Aave Asks NY Court to Unfreeze $71M on Arbitrum
Aave asked a New York federal court to unfreeze about $71 million on Arbitrum recovered after the Kelp DAO rsETH exploit, saying the funds belong to users, not North Korea.
Aave filed a memorandum Monday in a U.S. federal court in New York asking the judge to unfreeze roughly 30,766 ETH, about $71 million, that Arbitrum’s Security Council froze after an April exploit of Kelp DAO’s rsETH staking product. The company asked the court to lift the restraining order or require the plaintiffs who sought the freeze to post a bond of at least $300 million if the freeze remains in place.
The April incident involved an attacker who manipulated a cross-chain token transfer mechanism, minted fake rsETH and used those tokens to borrow about $290 million from lending markets. Arbitrum’s Security Council intervened and placed the linked ETH under governance control pending resolution.
Plaintiffs in the case hold long-standing, unpaid judgments against North Korea and contend the exploiter was likely linked to the Lazarus Group. They argue the frozen assets can be treated as property of North Korea and seized to satisfy their judgments.
Aave’s filing disputes that characterization and frames the funds as belonging to protocol users who were victims of the exploit.

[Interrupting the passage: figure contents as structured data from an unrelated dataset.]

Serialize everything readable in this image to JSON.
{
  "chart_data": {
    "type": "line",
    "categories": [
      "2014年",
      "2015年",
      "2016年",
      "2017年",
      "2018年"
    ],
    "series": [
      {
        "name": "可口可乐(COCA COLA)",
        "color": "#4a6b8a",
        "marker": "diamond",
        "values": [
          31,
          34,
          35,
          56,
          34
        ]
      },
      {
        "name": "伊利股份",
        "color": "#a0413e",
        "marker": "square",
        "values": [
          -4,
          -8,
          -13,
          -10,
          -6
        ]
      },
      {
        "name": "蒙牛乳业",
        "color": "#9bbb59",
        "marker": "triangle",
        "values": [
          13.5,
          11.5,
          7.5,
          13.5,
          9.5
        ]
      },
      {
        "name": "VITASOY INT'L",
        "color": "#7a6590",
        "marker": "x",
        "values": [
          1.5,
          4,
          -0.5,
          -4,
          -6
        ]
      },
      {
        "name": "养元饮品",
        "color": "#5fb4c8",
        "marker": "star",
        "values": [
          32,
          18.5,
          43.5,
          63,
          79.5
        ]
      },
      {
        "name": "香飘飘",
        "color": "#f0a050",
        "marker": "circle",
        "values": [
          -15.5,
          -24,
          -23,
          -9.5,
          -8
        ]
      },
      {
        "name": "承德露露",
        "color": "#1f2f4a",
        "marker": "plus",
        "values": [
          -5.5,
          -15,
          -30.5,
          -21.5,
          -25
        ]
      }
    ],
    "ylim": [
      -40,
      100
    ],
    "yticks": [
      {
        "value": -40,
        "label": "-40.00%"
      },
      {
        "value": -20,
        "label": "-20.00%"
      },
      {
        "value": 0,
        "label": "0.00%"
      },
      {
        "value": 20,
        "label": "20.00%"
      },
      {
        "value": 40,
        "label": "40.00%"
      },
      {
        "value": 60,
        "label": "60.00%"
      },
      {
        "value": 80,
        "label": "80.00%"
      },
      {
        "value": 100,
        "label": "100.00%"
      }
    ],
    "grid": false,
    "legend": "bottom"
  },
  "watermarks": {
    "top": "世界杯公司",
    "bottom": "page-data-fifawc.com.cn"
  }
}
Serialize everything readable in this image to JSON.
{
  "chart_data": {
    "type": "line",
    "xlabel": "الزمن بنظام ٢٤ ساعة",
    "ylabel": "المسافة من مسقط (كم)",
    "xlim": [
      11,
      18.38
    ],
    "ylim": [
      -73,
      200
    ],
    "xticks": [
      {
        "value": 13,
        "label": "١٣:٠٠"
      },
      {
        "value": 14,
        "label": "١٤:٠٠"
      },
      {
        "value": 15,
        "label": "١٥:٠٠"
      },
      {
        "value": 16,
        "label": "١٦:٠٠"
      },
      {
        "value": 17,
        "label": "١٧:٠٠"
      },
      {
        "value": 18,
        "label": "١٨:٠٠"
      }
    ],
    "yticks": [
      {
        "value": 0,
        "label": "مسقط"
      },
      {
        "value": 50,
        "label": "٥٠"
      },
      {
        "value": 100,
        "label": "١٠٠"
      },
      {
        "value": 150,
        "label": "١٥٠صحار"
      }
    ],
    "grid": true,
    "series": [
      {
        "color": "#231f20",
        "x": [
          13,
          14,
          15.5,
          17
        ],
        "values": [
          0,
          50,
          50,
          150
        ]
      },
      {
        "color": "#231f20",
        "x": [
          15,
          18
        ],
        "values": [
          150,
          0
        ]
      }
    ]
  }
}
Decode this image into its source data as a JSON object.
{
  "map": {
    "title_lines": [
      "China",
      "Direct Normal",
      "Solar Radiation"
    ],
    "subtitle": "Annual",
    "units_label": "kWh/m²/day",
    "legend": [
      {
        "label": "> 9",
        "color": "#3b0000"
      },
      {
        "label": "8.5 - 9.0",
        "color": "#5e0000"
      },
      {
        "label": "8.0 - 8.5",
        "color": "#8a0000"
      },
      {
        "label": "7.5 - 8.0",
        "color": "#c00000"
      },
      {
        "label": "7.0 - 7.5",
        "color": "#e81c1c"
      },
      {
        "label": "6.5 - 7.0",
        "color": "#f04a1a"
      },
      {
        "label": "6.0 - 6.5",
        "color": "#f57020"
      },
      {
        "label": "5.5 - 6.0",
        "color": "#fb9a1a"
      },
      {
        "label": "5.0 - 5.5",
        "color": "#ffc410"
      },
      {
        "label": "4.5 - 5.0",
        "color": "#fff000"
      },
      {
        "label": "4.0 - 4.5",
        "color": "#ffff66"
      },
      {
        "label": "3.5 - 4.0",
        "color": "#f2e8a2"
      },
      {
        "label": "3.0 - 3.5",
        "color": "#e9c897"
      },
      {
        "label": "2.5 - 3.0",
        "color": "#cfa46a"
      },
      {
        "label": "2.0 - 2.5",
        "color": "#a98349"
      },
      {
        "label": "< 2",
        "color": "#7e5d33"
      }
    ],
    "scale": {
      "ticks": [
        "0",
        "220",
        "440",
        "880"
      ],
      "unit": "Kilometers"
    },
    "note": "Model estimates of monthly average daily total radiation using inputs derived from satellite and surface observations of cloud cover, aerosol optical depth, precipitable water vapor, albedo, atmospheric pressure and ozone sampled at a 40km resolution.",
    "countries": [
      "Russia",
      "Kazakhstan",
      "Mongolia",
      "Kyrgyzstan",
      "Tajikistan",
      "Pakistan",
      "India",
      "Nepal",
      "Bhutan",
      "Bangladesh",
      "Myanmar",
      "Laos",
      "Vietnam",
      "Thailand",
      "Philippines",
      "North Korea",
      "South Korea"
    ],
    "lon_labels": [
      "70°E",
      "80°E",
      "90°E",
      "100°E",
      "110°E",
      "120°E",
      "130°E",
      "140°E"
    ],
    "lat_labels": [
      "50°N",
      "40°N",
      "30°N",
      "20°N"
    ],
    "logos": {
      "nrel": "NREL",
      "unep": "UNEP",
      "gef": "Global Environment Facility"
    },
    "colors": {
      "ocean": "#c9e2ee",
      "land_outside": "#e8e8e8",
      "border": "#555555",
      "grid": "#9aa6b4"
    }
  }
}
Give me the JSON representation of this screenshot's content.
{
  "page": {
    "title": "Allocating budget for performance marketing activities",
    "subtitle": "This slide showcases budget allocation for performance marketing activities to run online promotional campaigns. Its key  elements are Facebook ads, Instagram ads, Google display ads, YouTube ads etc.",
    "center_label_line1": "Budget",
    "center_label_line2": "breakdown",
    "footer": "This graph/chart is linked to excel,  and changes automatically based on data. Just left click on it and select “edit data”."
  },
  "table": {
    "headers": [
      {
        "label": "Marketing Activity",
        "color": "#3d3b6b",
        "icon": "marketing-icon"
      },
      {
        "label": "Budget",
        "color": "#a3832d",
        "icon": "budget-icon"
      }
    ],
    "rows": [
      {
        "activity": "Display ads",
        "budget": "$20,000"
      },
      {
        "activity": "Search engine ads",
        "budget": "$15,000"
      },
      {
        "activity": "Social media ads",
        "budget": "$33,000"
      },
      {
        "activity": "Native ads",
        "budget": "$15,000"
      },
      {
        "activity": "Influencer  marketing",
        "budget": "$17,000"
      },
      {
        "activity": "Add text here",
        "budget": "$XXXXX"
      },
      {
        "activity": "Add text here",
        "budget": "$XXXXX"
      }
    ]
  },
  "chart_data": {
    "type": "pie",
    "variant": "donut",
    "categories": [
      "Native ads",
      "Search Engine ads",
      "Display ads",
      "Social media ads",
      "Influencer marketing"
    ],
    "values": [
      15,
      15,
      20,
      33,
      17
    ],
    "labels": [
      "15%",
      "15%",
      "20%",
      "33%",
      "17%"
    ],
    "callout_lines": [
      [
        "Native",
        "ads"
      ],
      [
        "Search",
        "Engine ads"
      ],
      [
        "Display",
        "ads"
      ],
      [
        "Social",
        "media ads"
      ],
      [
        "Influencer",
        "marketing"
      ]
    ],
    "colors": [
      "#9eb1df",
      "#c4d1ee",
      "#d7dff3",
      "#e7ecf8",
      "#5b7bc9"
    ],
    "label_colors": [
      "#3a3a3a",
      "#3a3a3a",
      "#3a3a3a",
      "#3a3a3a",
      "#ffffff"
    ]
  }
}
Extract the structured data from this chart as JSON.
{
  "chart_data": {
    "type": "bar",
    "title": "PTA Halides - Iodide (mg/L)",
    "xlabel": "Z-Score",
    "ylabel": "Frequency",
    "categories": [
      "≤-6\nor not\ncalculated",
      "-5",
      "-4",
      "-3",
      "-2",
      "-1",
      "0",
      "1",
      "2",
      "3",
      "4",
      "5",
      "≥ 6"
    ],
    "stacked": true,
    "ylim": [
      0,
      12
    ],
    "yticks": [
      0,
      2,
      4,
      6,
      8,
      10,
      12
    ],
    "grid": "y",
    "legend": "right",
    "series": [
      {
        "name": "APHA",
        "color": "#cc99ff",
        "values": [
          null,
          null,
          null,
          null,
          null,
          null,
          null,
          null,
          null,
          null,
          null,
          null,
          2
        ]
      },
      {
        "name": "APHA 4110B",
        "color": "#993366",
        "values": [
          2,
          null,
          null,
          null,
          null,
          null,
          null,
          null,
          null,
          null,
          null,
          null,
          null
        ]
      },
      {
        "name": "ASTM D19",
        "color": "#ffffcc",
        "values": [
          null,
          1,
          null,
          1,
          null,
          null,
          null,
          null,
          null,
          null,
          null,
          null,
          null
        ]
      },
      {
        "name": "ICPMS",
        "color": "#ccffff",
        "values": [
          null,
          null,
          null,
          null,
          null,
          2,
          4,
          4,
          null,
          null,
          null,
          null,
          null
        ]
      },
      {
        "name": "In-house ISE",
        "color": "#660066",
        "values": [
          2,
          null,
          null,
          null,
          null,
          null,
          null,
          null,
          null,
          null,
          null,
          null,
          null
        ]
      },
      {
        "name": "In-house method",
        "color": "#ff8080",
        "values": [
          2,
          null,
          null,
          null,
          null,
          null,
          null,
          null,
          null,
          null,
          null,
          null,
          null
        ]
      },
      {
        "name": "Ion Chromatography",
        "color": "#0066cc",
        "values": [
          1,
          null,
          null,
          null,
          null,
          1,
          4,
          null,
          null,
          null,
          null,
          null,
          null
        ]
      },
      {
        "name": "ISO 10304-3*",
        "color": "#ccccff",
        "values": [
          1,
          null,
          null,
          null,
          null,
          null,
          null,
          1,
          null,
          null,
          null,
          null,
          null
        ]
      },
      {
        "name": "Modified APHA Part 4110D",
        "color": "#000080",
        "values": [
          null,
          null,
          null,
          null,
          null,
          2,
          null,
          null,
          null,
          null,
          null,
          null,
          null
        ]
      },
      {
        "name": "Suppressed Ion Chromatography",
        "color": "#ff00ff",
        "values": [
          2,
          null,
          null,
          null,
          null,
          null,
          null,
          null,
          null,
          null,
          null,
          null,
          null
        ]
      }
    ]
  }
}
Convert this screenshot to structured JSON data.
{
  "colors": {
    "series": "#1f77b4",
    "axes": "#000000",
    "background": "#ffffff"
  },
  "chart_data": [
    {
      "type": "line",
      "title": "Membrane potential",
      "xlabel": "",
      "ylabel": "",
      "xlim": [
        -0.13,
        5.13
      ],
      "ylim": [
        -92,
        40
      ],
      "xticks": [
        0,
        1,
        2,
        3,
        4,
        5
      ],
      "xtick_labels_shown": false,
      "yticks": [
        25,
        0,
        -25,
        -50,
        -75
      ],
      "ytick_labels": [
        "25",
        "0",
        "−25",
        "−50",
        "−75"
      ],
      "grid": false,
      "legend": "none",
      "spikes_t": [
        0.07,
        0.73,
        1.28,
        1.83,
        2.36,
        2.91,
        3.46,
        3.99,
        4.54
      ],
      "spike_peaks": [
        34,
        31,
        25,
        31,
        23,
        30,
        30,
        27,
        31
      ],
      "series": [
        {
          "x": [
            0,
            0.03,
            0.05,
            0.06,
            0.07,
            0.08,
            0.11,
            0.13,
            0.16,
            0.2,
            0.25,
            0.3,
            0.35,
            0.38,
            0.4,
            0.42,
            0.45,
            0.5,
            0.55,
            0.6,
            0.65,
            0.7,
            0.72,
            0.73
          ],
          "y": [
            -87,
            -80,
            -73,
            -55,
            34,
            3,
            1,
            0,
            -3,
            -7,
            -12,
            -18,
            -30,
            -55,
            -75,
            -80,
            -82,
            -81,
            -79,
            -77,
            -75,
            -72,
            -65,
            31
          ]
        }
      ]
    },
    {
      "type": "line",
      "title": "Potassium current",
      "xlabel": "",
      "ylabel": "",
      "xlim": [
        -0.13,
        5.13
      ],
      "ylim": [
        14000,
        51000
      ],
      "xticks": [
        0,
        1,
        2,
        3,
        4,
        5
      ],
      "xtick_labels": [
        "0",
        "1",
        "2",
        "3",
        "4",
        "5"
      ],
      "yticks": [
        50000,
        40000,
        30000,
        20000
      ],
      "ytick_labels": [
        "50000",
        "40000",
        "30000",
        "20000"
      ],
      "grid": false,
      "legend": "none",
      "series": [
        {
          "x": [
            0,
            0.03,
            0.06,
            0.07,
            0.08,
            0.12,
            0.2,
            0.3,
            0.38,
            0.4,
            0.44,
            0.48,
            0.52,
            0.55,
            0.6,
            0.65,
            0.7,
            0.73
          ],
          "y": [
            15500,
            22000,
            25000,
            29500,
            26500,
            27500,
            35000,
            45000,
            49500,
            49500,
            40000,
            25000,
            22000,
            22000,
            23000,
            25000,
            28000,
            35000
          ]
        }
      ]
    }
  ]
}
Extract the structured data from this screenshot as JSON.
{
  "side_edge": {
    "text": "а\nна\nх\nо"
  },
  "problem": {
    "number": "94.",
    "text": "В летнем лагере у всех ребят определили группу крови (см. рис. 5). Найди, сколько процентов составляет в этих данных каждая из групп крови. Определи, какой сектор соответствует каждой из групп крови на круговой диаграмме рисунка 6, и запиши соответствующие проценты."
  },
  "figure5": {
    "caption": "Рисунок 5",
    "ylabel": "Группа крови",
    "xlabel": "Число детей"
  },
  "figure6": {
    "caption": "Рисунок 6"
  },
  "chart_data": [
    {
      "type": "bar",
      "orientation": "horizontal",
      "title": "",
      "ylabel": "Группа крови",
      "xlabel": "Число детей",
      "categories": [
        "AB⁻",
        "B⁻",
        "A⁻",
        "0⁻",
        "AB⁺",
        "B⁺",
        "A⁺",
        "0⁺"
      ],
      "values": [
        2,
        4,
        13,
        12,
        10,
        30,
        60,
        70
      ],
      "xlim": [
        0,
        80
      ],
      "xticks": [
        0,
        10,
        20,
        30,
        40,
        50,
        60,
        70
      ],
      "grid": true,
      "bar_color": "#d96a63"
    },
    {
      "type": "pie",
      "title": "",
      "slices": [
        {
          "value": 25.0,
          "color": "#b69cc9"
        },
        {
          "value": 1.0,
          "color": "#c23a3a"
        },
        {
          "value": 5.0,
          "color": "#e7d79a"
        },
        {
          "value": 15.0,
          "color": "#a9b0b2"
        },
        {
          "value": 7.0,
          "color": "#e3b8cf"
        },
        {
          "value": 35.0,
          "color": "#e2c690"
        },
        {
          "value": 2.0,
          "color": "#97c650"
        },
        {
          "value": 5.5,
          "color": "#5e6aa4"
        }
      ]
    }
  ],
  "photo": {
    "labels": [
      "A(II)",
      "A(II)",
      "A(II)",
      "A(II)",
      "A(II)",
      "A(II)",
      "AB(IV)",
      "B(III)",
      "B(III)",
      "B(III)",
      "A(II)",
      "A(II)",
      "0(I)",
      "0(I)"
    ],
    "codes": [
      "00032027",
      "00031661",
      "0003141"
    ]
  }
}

The filing stated that plaintiffs’ claims “may well be righteous,” but rejected using a court order to restrain and seize assets that the filing described as belonging to innocent third parties.
The filing also raised a procedural objection, questioning whether Arbitrum DAO can be treated as a legal entity that can be properly served with a restraining notice.
After the exploit, members of the Aave and Arbitrum communities and other decentralized finance projects formed a coordinated recovery effort called DeFi United. That effort raised more than $300 million from participants including ConsenSys, Lido, Compound and the Avalanche Foundation to help restore rsETH value and cover losses from the hack.
Aave told the court the freeze is complicating recovery work and increasing market stress. The company said users rushed to withdraw funds after the exploit, liquidity in key lending pools dropped and some depositors were unable to access holdings. Aave argued the frozen ETH are needed to stabilize markets and return value to affected users.
Plaintiffs’ attorneys disputed Aave’s account, writing that the restraining notice against Arbitrum DAO was not issued to aid recovery efforts and “does the opposite.”
The case raises questions about ownership of recovered on-chain assets and whether courts can divert funds gathered by blockchain communities after a hack to satisfy unrelated creditor claims. The litigation also asks whether a decentralized autonomous organization can be treated as a party in court and how courts should handle on-chain assets that have been restrained or placed under governance control.